[nycbug-talk] RADIUS experiences

Isaac Levy ike at lesmuug.org
Tue May 23 18:52:45 EDT 2006


Thanks Lonnie,

On May 23, 2006, at 4:23 PM, Lonnie Olson wrote:

>
> On May 23, 2006, at 12:49 PM, Isaac Levy wrote:
>> I'm wondering if anyone here has experience with RADIUS servers?  I'm
>> setting one up for a fun project (wireless captive portal), and not
>> all that exited about using FreeRADIUS- lots of unanswered questions
>> in my brain...
>> That stated, my concerns are with ease of management, and redundant
>> replication for high-availability.
>
> I only have experience using Radiator, so I am a bit biased.
> http://www.open.com.au/radiator/

Sweet- something new to grok...

>
>> I'm basically concerned about scale issues-
>>
>> 1) For a network of 300-5000 users, do the standard unix /etc/
>> password files scale sanely?  I mean, the docs have this as the
>> default config for user db, which is a type of data backend I'd
>> usually have in some other kind of DB.  It just seems like a recipe
>> for poor scalability.
>
> I think it would work ok for that many users, but not much more.
> I use an SQL backend for my main radius setup with about 4000  
> users, but that is kept in sync with the passwd files for my legacy  
> apps.  It is pretty ugly, but it works.

Gotcha.

>
>> 2) LDAP backends?  Is this common practice? (I'm concerned about  
>> over-
>> complexity)
>
> LDAP does introduce quite a bit of complexity, but could be useful  
> if you have many applications that do authentication.
> I actually would like to move in that direction "some day".  If  
> this is just for radius, don't even bother.

This is just for RADIUS, and with only one application connecting to  
it- totally (purposefully) isolated from anything else.

>
>> 3) SQL backends?  Is this common practice? (Again, concerned about
>> over-complexity)
>
> SQL backends work well, and won't introduce much more complexity if  
> you are already maintaining a db server.  However it is not quite  
> as ubiquitous as LDAP in your apps.  (unless you look at pam_mysql)

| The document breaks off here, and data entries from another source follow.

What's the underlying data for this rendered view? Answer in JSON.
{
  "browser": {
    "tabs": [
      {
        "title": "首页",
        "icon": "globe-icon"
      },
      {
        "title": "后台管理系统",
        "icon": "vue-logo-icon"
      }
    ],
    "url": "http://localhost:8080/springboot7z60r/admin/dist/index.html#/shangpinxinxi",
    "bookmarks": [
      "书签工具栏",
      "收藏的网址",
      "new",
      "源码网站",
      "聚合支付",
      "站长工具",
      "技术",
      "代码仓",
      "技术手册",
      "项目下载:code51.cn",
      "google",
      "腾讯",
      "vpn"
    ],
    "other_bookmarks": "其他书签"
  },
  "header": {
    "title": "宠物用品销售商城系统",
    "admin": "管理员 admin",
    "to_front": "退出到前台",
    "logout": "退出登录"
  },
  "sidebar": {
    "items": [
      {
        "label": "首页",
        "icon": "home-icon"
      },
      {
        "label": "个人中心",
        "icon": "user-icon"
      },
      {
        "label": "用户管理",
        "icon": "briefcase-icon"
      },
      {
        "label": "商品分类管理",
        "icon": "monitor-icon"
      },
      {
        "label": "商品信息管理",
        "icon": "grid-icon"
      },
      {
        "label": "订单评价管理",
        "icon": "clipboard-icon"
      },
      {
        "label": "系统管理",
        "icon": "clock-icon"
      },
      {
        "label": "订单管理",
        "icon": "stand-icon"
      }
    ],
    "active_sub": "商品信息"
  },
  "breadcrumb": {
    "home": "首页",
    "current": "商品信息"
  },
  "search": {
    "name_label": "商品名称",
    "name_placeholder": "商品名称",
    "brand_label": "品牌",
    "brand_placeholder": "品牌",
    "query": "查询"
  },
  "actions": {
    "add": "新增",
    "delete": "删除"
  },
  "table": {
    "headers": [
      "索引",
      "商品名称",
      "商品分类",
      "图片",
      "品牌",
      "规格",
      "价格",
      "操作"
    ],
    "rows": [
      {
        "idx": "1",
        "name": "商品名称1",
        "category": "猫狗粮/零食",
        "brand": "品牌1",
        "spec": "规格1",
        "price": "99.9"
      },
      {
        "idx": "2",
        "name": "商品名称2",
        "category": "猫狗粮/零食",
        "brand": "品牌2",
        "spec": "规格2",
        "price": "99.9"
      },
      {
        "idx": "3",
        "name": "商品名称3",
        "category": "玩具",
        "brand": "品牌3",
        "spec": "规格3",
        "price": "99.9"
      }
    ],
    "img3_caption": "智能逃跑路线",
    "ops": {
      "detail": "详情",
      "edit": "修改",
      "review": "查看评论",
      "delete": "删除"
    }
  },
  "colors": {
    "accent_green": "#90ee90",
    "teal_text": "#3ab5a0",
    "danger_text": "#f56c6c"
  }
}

Gotcha.  I think, with my application, SQL and LDAP backends seem to  
be about the same amount of complexity to add- both are extra  
software to manage/secure, both need some kind of library for the  
server to interact with them, more or less.

>
>> 4) Custom RADIUS implementations- RADIUS is more or less just a
>> protocol, with defined parameters for how it manages the big AAA.
>> Since it's the data backend I'm concerned about, (and know a lot
>> about how to deal with), I'm thinking of just implementing a simple
>> RADIUS server on top of databases I know and love?  I've found a  
>> good-
>> looking RADIUS library in Python, my favorite language, and I was
>> thinking of rolling my own server with a tiny, easily replicatable,
>> Python embedded DB.  It seems the simplest route to me, but I'm
>> hesitant because I feel there may be best-practicices for heavy
>> RADIUS users?  (ISP's, Telcos, anyone managing remote AAA)
>
> Radiator will connect to a whole lot of different backends.  It is  
> extremely configurable, but has a moderate learning curve.

I'm going to look at the map before I go down the path, so to speak-  
and feel it out- (I'm bound to at least learn something, right?)

>
> If you are just looking for a radius server with a separate  
> authentication database, Radiator w/ an SQL db backend will work  
> fine.  However it might be better in the long run to take the time  
> to centralize you authentication if you can.
>
> --lonnie

Thanks for the experience Lonnie- much appreciated.